Noting that additional research is needed to inform the regulation of e-cigarettes and other ENDS, the AACR and ASCO statement outlines steps that can be taken in the interest of public health. These policy recommendations include the following:
- The FDA’s Center for Tobacco Products should regulate all ENDS that meet the statutory definition of tobacco products. ENDS that do not meet this definition should be regulated by the FDA through other appropriate authorities.

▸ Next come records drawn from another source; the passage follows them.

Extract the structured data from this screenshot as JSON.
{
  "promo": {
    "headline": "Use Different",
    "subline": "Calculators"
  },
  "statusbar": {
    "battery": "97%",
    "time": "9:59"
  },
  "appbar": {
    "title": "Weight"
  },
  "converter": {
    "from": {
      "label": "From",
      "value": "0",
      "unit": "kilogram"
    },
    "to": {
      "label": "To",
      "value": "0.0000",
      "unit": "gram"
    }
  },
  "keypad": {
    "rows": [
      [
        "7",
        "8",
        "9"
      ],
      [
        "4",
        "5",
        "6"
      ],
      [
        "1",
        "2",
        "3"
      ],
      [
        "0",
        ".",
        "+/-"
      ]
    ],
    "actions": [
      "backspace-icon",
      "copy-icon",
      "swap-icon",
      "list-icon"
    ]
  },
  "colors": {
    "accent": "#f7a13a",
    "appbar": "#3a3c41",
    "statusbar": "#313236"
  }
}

- ENDS manufacturers should be required to register with the FDA and to report all product and ingredient listings, as well as the nicotine concentration in the ENDS solution.
- ENDS packaging and advertising should be required to carry safety labels that include a warning regarding nicotine addiction.
- All youth-oriented ENDS advertising and marketing should be prohibited.
- Internet and other mail-order sellers of ENDS should be required to check the age and identification of customers at the point of purchase and delivery.
- Childproof caps should be required for all e-liquid containers.
- ENDS and ENDS liquid-containing candy and other youth-friendly or youth-oriented flavors should be banned unless evidence demonstrates these products do not encourage youth uptake.
- ENDS use should be prohibited in places where combustible tobacco product use is prohibited by federal, state, or local law until the safety of secondhand aerosol exposure has been established.
- Funding generated through tobacco product taxes, including any potential taxes levied on ENDS, should be used to help support research on ENDS and other tobacco products, and should not preclude the allocation of federal funding for this research.
- All data related to ENDS composition, use, and health effects should be disclosed for dissemination and should inform policy decisions for the regulation of ENDS products.
- State and local governments should implement ENDS regulations appropriate for protecting the public’s health, including restricting the sale, distribution, marketing, and advertising of ENDS to youth.
“Further research and regulation are needed to determine if e-cigarettes can help people stop smoking combustible cigarettes,” said Roy S. Herbst, MD, PhD, who served as chair of the joint AACR/ASCO committee that developed the statement. “In the meantime, oncologists should encourage patients to use FDA-approved cessation medications, refer them for smoking- cessation counseling, and provide education about the potential risks and lack of known benefits of long-term e-cigarette use.”